Par exemple, les sondages d’intention de vote peuvent créer une logique de « vote utile » :
les électeurs reportent leur intention de vote sur un candidat en position d’emporter le
suffrage (et non vers le ou la candidate la plus appréciée). C’est ce que l’on appelle, en
sciences politiques, les effets bandwagon (« prendre le train en marche »)
et underdog (« celui que l’on donne vaincu »).

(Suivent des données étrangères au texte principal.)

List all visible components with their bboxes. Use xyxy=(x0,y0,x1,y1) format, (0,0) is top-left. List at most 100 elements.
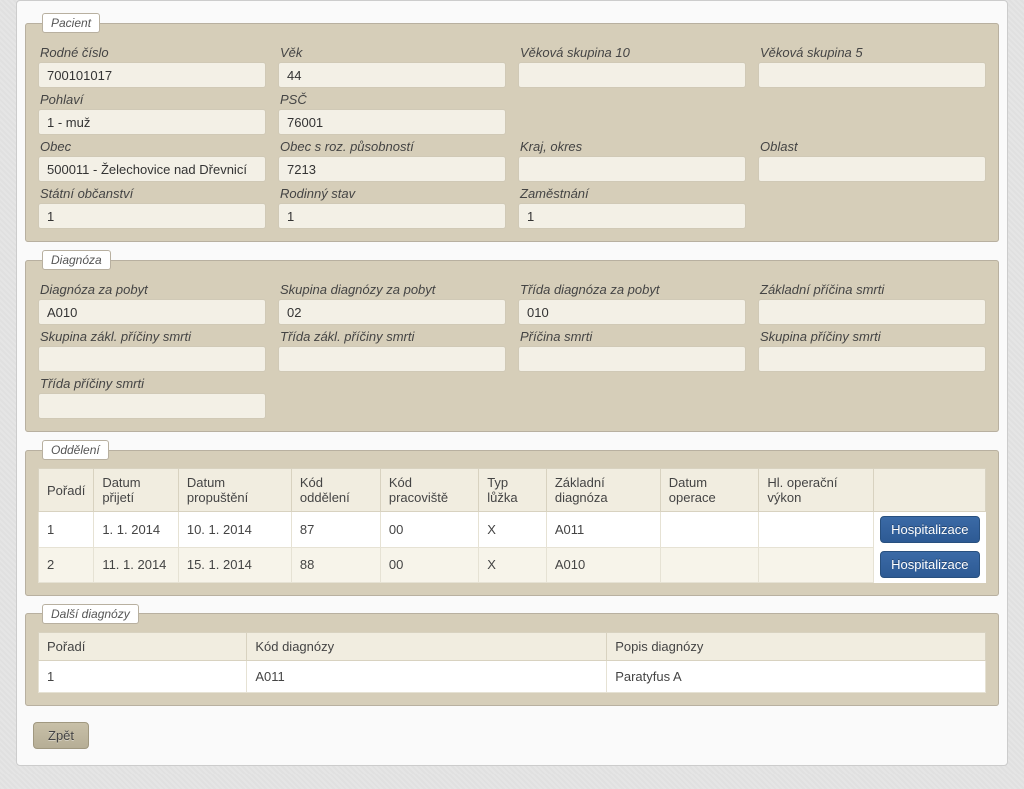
fieldset-pacient: Pacient Rodné číslo Věk Věková skupina 1… xyxy=(25,13,999,242)
cell-datum_operace xyxy=(660,512,759,548)
cell-datum_prijeti: 1. 1. 2014 xyxy=(94,512,179,548)
input-pricina-smrti[interactable] xyxy=(518,346,746,372)
label-psc: PSČ xyxy=(278,92,506,107)
field-statni-obcanstvi: Státní občanství xyxy=(38,186,266,229)
field-trida-zakl-pricina: Třída zákl. příčiny smrti xyxy=(278,329,506,372)
input-vek-skupina-5[interactable] xyxy=(758,62,986,88)
cell-kod_pracoviste: 00 xyxy=(380,547,478,582)
field-obec-roz: Obec s roz. působností xyxy=(278,139,506,182)
th-datum-operace[interactable]: Datum operace xyxy=(660,469,759,512)
field-vek-skupina-5: Věková skupina 5 xyxy=(758,45,986,88)
back-button[interactable]: Zpět xyxy=(33,722,89,749)
th-dd-poradi[interactable]: Pořadí xyxy=(39,632,247,660)
cell-kod: A011 xyxy=(247,660,607,692)
cell-zakladni_diagnoza: A010 xyxy=(546,547,660,582)
cell-zakladni_diagnoza: A011 xyxy=(546,512,660,548)
label-pohlavi: Pohlaví xyxy=(38,92,266,107)
th-datum-prijeti[interactable]: Datum přijetí xyxy=(94,469,179,512)
input-rodinny-stav[interactable] xyxy=(278,203,506,229)
label-pricina-smrti: Příčina smrti xyxy=(518,329,746,344)
fieldset-diagnoza: Diagnóza Diagnóza za pobyt Skupina diagn… xyxy=(25,250,999,432)
input-kraj-okres[interactable] xyxy=(518,156,746,182)
label-trida-zakl-pricina: Třída zákl. příčiny smrti xyxy=(278,329,506,344)
hospitalizace-button[interactable]: Hospitalizace xyxy=(880,516,979,543)
label-skup-diag-pobyt: Skupina diagnózy za pobyt xyxy=(278,282,506,297)
cell-kod_oddeleni: 88 xyxy=(291,547,380,582)
cell-datum_propusteni: 15. 1. 2014 xyxy=(178,547,291,582)
label-trida-pricina-smrti: Třída příčiny smrti xyxy=(38,376,266,391)
input-skup-pricina-smrti[interactable] xyxy=(758,346,986,372)
field-zamestnani: Zaměstnání xyxy=(518,186,746,229)
field-kraj-okres: Kraj, okres xyxy=(518,139,746,182)
table-oddeleni: Pořadí Datum přijetí Datum propuštění Kó… xyxy=(38,468,986,583)
field-skup-pricina-smrti: Skupina příčiny smrti xyxy=(758,329,986,372)
cell-popis: Paratyfus A xyxy=(607,660,986,692)
th-typ-luzka[interactable]: Typ lůžka xyxy=(479,469,547,512)
label-diag-pobyt: Diagnóza za pobyt xyxy=(38,282,266,297)
cell-kod_pracoviste: 00 xyxy=(380,512,478,548)
input-trida-zakl-pricina[interactable] xyxy=(278,346,506,372)
field-rodne-cislo: Rodné číslo xyxy=(38,45,266,88)
field-skup-zakl-pricina: Skupina zákl. příčiny smrti xyxy=(38,329,266,372)
field-skup-diag-pobyt: Skupina diagnózy za pobyt xyxy=(278,282,506,325)
input-obec[interactable] xyxy=(38,156,266,182)
cell-datum_propusteni: 10. 1. 2014 xyxy=(178,512,291,548)
field-trida-diag-pobyt: Třída diagnóza za pobyt xyxy=(518,282,746,325)
th-kod-oddeleni[interactable]: Kód oddělení xyxy=(291,469,380,512)
input-trida-pricina-smrti[interactable] xyxy=(38,393,266,419)
input-psc[interactable] xyxy=(278,109,506,135)
table-row: 11. 1. 201410. 1. 20148700XA011 Hospitali… xyxy=(39,512,986,548)
label-skup-pricina-smrti: Skupina příčiny smrti xyxy=(758,329,986,344)
label-oblast: Oblast xyxy=(758,139,986,154)
field-psc: PSČ xyxy=(278,92,506,135)
input-obec-roz[interactable] xyxy=(278,156,506,182)
label-obec: Obec xyxy=(38,139,266,154)
label-zakl-pricina-smrti: Základní příčina smrti xyxy=(758,282,986,297)
cell-poradi: 1 xyxy=(39,512,94,548)
input-vek-skupina-10[interactable] xyxy=(518,62,746,88)
th-dd-popis[interactable]: Popis diagnózy xyxy=(607,632,986,660)
cell-action: Hospitalizace xyxy=(874,547,986,582)
field-oblast: Oblast xyxy=(758,139,986,182)
th-zakladni-diagnoza[interactable]: Základní diagnóza xyxy=(546,469,660,512)
th-dd-kod[interactable]: Kód diagnózy xyxy=(247,632,607,660)
field-trida-pricina-smrti: Třída příčiny smrti xyxy=(38,376,266,419)
fieldset-dalsi-diagnozy: Další diagnózy Pořadí Kód diagnózy Popis… xyxy=(25,604,999,706)
input-trida-diag-pobyt[interactable] xyxy=(518,299,746,325)
cell-kod_oddeleni: 87 xyxy=(291,512,380,548)
legend-pacient: Pacient xyxy=(42,13,100,33)
label-skup-zakl-pricina: Skupina zákl. příčiny smrti xyxy=(38,329,266,344)
hospitalizace-button[interactable]: Hospitalizace xyxy=(880,551,979,578)
label-rodinny-stav: Rodinný stav xyxy=(278,186,506,201)
label-vek-skupina-10: Věková skupina 10 xyxy=(518,45,746,60)
table-row: 1A011Paratyfus A xyxy=(39,660,986,692)
th-poradi[interactable]: Pořadí xyxy=(39,469,94,512)
table-row: 211. 1. 201415. 1. 20148800XA010Hospital… xyxy=(39,547,986,582)
cell-poradi: 1 xyxy=(39,660,247,692)
fieldset-oddeleni: Oddělení Pořadí Datum přijetí Datum prop… xyxy=(25,440,999,596)
field-vek-skupina-10: Věková skupina 10 xyxy=(518,45,746,88)
cell-poradi: 2 xyxy=(39,547,94,582)
input-oblast[interactable] xyxy=(758,156,986,182)
input-skup-diag-pobyt[interactable] xyxy=(278,299,506,325)
cell-action: Hospitalizace xyxy=(874,512,986,548)
th-datum-propusteni[interactable]: Datum propuštění xyxy=(178,469,291,512)
th-kod-pracoviste[interactable]: Kód pracoviště xyxy=(380,469,478,512)
input-diag-pobyt[interactable] xyxy=(38,299,266,325)
field-diag-pobyt: Diagnóza za pobyt xyxy=(38,282,266,325)
input-pohlavi[interactable] xyxy=(38,109,266,135)
label-statni-obcanstvi: Státní občanství xyxy=(38,186,266,201)
input-rodne-cislo[interactable] xyxy=(38,62,266,88)
input-vek[interactable] xyxy=(278,62,506,88)
label-zamestnani: Zaměstnání xyxy=(518,186,746,201)
input-zakl-pricina-smrti[interactable] xyxy=(758,299,986,325)
cell-typ_luzka: X xyxy=(479,512,547,548)
field-obec: Obec xyxy=(38,139,266,182)
input-statni-obcanstvi[interactable] xyxy=(38,203,266,229)
input-zamestnani[interactable] xyxy=(518,203,746,229)
input-skup-zakl-pricina[interactable] xyxy=(38,346,266,372)
main-panel: Pacient Rodné číslo Věk Věková skupina 1… xyxy=(16,0,1008,766)
cell-typ_luzka: X xyxy=(479,547,547,582)
th-hl-operacni-vykon[interactable]: Hl. operační výkon xyxy=(759,469,874,512)
field-zakl-pricina-smrti: Základní příčina smrti xyxy=(758,282,986,325)
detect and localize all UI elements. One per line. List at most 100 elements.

Pour Jean Stoetzel (1910-1987) qui a théorisé la méthode des sondages d’opinion en
France, un sondage n’influence pas plus l’issue d’une élection qu’un autre type
d’information. Selon lui, les sondages n’ont que des « effets limités » :
ils confirment les électeurs dans leurs intentions de vote ;
ils permettent aux indécis de se décider ;
ils permettent aux décidés d’être indécis.
Lorsque l’on interroge les électeurs sur le rôle joué par les sondages, ces derniers déclarent
que lors d’une campagne, les sondages ont un impact important. Pourtant, quand on leur
demande si leur choix est influencé par les sondages, ils répondent majoritairement que
ceux-ci n’ont aucun impact sur leur vote.
Conclusion :
L’histoire de l’opinion publique est relativement récente puisque cette notion est apparue
au siècle des Lumières. C’est seulement avec le développement de la démocratie
représentative qu’elle renvoie à l’opinion du plus grand nombre, notamment grâce à
l’ouverture du suffrage universel, à l'instruction et à l'essor de la presse. Ce n’est pourtant
qu’à partir des années 1960 que l’opinion publique commence véritablement à se
médiatiser, notamment grâce au développement des sondages.
Depuis quelques années, une alternative aux sondages semble se dessiner avec le
développement des réseaux sociaux, bien que ces derniers ne soient pas encore
totalement représentatifs de l’opinion publique.